Despite widespread interests in reinforcement-learning for task-oriented dialogue systems, several obstacles can frustrate research and development progress. First, reinforcement learners typically require interaction with the environment, so conventional dialogue corpora cannot be used directly. Second, each task presents specific challenges, requiring separate corpus of task-specific annotated data. Third, collecting and annotating human-machine or human-human conversations for task-oriented dialogues requires extensive domain knowledge. Because building an appropriate dataset can be both financially costly and time-consuming, one popular approach is to build a user simulator based upon a corpus of example dialogues. Then, one can train reinforcement learning agents in an online fashion as they interact with the simulator.

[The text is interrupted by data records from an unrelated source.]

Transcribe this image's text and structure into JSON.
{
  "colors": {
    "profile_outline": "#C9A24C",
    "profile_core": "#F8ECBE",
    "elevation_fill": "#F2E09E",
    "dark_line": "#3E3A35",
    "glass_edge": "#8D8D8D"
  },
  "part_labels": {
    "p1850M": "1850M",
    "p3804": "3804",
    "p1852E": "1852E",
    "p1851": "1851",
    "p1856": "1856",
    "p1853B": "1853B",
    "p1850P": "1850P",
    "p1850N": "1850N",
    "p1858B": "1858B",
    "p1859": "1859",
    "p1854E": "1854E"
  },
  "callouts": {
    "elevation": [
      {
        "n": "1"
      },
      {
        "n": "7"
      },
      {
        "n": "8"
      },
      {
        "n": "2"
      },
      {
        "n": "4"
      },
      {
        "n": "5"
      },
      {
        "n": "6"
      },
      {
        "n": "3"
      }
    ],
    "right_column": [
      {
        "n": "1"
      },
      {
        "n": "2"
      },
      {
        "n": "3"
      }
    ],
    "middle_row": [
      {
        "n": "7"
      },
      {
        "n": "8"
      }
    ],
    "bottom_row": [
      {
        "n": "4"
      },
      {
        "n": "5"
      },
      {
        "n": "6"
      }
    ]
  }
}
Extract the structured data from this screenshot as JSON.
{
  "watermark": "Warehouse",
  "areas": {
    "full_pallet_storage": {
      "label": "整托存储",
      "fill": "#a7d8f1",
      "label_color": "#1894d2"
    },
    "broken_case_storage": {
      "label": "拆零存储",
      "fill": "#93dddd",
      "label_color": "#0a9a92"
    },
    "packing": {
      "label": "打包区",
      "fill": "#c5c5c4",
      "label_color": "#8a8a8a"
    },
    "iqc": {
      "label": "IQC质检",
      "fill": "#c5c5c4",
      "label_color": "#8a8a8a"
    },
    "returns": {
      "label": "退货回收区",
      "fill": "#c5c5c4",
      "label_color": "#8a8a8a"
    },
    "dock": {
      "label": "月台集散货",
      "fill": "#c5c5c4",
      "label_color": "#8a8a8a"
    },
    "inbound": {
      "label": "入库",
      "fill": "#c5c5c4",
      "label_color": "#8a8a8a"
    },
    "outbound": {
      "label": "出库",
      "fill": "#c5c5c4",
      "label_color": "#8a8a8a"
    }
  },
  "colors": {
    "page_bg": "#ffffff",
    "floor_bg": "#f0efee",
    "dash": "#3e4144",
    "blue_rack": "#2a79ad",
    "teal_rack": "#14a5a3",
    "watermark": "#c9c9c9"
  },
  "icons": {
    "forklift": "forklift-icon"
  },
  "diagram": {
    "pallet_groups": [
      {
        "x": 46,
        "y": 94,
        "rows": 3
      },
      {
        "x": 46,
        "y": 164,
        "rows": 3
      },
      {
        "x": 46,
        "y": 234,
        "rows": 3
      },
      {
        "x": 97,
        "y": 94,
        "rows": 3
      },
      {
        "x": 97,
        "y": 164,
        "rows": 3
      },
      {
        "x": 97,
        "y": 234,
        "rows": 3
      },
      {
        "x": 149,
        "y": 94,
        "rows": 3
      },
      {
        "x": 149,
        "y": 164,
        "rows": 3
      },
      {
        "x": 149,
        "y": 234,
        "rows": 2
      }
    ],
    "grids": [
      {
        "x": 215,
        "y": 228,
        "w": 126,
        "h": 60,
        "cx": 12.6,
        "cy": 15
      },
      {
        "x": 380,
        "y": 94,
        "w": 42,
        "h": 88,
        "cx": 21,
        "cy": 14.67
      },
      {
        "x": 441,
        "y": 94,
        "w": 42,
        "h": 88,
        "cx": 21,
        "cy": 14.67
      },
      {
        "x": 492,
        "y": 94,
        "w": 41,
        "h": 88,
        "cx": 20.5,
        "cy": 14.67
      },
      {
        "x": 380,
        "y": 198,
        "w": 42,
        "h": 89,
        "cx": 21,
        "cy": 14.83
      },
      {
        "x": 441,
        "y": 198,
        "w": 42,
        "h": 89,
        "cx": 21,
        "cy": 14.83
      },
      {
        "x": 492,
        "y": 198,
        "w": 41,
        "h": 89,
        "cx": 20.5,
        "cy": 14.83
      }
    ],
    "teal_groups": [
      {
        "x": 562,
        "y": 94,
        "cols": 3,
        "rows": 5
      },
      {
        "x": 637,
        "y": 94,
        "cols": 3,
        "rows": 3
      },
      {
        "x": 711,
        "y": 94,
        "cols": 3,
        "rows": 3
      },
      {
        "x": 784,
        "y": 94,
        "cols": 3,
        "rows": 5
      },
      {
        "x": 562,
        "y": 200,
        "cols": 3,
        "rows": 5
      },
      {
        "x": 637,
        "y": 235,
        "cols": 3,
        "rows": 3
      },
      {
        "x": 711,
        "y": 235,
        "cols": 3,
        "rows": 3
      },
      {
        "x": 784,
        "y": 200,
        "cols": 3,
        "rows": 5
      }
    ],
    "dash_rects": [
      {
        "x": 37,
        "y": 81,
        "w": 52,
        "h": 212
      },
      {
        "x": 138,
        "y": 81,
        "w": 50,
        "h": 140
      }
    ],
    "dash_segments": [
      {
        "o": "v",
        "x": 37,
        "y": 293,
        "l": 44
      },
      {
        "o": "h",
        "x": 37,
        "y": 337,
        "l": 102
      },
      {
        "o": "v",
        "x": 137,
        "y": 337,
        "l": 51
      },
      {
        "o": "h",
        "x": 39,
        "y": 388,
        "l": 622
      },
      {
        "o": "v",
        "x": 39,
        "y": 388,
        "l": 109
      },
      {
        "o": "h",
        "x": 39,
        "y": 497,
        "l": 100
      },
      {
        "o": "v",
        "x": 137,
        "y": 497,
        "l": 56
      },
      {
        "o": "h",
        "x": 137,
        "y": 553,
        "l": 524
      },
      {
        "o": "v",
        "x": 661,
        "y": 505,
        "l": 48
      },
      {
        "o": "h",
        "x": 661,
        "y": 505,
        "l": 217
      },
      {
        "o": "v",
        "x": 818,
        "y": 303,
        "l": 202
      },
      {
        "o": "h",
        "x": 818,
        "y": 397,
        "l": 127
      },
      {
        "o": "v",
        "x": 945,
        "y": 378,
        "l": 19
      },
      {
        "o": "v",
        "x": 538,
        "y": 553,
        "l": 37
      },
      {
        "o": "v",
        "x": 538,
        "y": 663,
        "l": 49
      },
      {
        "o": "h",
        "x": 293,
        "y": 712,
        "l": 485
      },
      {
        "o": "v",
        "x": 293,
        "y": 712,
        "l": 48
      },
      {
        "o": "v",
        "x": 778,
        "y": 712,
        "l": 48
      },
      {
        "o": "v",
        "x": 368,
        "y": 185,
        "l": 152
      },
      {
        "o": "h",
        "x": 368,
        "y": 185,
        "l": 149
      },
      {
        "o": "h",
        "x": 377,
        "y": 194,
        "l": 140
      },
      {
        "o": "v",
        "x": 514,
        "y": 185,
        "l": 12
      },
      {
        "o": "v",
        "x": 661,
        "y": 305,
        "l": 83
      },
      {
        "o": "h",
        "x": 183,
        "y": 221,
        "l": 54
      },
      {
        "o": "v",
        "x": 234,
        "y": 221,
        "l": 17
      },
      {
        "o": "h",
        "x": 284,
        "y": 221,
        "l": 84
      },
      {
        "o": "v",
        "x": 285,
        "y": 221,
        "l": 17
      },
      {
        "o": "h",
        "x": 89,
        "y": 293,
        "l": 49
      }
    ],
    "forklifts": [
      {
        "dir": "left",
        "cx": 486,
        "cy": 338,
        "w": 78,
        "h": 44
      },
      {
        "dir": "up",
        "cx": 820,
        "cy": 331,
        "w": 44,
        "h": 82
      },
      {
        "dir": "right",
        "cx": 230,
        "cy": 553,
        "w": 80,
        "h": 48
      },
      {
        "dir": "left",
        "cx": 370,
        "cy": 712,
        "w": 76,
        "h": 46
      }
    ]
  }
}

Dialogue agents trained on these simulators can serve as an effective starting point. Once agents master the simulator, they may be deployed in a real environment to interact with humans, and continue to be trained online. To ease empirical algorithmic comparisons in dialogues, this paper introduces a new, publicly available simulation framework, where our simulator, designed for the movie-booking domain, leverages both rules and collected data. The simulator supports two tasks: movie ticket booking and movie seeking. Finally, we demonstrate several agents and detail the procedure to add and test your own agent in the proposed framework.

Figures (2)

• Figure 1: Learning curve for policy training, without NLU and NLG: Green line is a rule agent which we employ to initialize the experience replay buffer pool; the blue line is the learning curve for the RL agent; orange line is the optimal upper bound, which is computed by the ratio of the number of reachable user goals in the database of the agent to the total number of user goals.
• Figure 2: Learning curve for the end-to-end policy training, with NLU and NLG: Green line is a rule agent which we employ to initialize the experience replay buffer pool; the blue line is the learning curve for the RL agent; orange line is the optimal upper bound, which is computed by the ratio of the number of reachable user goals in the database of the agent to the total number of user goals.